Warga Wani I, Muhamad Taufik menyatakan, yang paling mendesak dibutuhkan di desa mereka selain kebutuhan pokok juga kebutuhan bayi, seperti popok, susu, dan makanan bayi.
“Persedian warga untuk bayinya sudah mau habis,” tuturnya.
“Sudah ada yang demam dan batuk. Belum lagi warga yang selamat namun mengalami luka. Semuanya membutuhkan perawatan,” imbuhnya.
“Untung ada perawat dan mantri di desa ini. Jadi anak-anak dikasih obat seadanya. Itu pun sudah mau habis.”
Seperti kota mati
Sementara itu, kondisi ibu kota Donggala, Banawa, seperti kota mati. Aktivitas warga lumpuh, karena tidak ada listrik. Saat malam, kota dalam keadaan gelap gulita.

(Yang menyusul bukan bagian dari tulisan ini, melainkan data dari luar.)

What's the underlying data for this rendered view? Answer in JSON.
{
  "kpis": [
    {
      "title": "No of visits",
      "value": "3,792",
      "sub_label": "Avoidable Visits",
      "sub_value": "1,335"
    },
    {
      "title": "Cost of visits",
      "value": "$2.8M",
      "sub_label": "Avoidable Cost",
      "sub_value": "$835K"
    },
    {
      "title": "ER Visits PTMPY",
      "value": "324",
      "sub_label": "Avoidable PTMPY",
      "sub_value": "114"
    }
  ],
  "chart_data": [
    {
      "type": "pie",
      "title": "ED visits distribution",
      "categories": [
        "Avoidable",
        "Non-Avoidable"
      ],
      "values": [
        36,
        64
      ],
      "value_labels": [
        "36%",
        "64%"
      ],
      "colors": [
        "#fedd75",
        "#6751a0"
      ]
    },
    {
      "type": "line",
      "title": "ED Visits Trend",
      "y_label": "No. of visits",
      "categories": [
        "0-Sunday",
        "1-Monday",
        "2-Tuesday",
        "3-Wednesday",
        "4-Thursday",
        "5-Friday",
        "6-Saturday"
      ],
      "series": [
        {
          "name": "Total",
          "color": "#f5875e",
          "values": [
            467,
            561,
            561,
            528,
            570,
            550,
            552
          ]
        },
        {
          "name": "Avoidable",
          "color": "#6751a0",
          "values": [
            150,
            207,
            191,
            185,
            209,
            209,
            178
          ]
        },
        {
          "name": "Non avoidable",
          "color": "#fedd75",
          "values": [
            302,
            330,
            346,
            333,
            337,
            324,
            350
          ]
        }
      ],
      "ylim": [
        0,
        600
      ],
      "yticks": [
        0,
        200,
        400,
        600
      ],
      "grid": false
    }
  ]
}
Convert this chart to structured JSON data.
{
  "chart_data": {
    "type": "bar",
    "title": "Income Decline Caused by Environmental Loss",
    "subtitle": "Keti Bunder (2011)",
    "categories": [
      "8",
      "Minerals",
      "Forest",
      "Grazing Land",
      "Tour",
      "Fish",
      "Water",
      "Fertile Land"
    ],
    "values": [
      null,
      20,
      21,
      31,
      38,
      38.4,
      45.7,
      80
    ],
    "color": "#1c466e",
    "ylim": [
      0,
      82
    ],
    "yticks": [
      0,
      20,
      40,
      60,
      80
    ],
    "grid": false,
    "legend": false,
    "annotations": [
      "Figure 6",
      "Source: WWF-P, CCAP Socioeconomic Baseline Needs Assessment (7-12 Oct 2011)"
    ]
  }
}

Sejumlah fasilitas umum di Banawa juga hancur. Banyak jalan yang terbelah, jembatan roboh di beberapa titik, hingga gedung pemerintahan yang ambruk.
Pantauan BeritaBenar, belum satu pun perkantoran buka. Yang tampak hanya warga sedang mencari barang yang bisa diselamatkan dari puing rumahnya yang hancur.
Aktivitas perekonomian juga pun tidak berjalan di sana. Baik toko, swalayan, hingga warung makan masih tutup.
“Mau beli makanan dan minuman di mana, semua masih tutup,” kata Muhamad Iksan, seorang warga kota Banawa, kepada BeritaBenar.
Menurutnya, meski ada beberapa warung yang buka, tapi tetap sulit bagi warga karena banyak mereka tidak memiliki uang.
“Mau transaksi di ATM atau bank, belum ada yang buka. Susah memang. Makanya kami bilang luar biasa cobaan yang diberikan kepada kami di Donggala,” imbuh Iksan.
34 jasad murid
Sementara itu dari kabupaten Sigi yang berbatasan dengan Palu, Palang Merah Indonesia melaporkan bahwa relawan mereka telah menemukan mayat 34 siswa yang terkubur tanah longsor di lokasi sebuah gereja.
Gereja tersebut sebelumnya melaporkan bahwa 86 siswa yang sedang mengikuti kamp studi keagamaan di sana hilang setelah gempa hari Jumat lalu, demikian disampaikan juru bicara PMI, Aulia Arriani.
Pada hari Selasa, gempa berkekuatan 6,3 SR telah mengguncang Pulau Sumba, di Nusa Tenggara Timur.
Gempa itu menyebabkan rusaknya sejumlah bangunan namun tidak ada laporan korban jiwa, demikian disampaikan Martina D. Jera, kepala badan penanggulangan bencana di Kabupaten Sumba Timur.
Sehari sebelumnya Presiden Joko “Jokowi” Widodo telah membuka pintu untuk masuknya bantuan internasional, pasca gempa Sulawesi.
Setidaknya 26 negara telah menawarkan bantuan darurat, demikian menurut BNPB.
Gempa di Sulawesi terjadi tidak lama setelah gempa Lombok yang menyebabkan tewasnya 564 orang, dan lebih dari 1.500 orang luka-luka.
Pada 26 Desember 2004, sekitar 170.000 orang dilaporkan tewas di Aceh akibat tsunami yang terjadi di kawasan Samudra Hindia, yang merenggut total sekitar 230.000 jiwa di 13 negara.
Ahmad Syamsudin di Jakarta turut berkontribusi dalam laporan ini.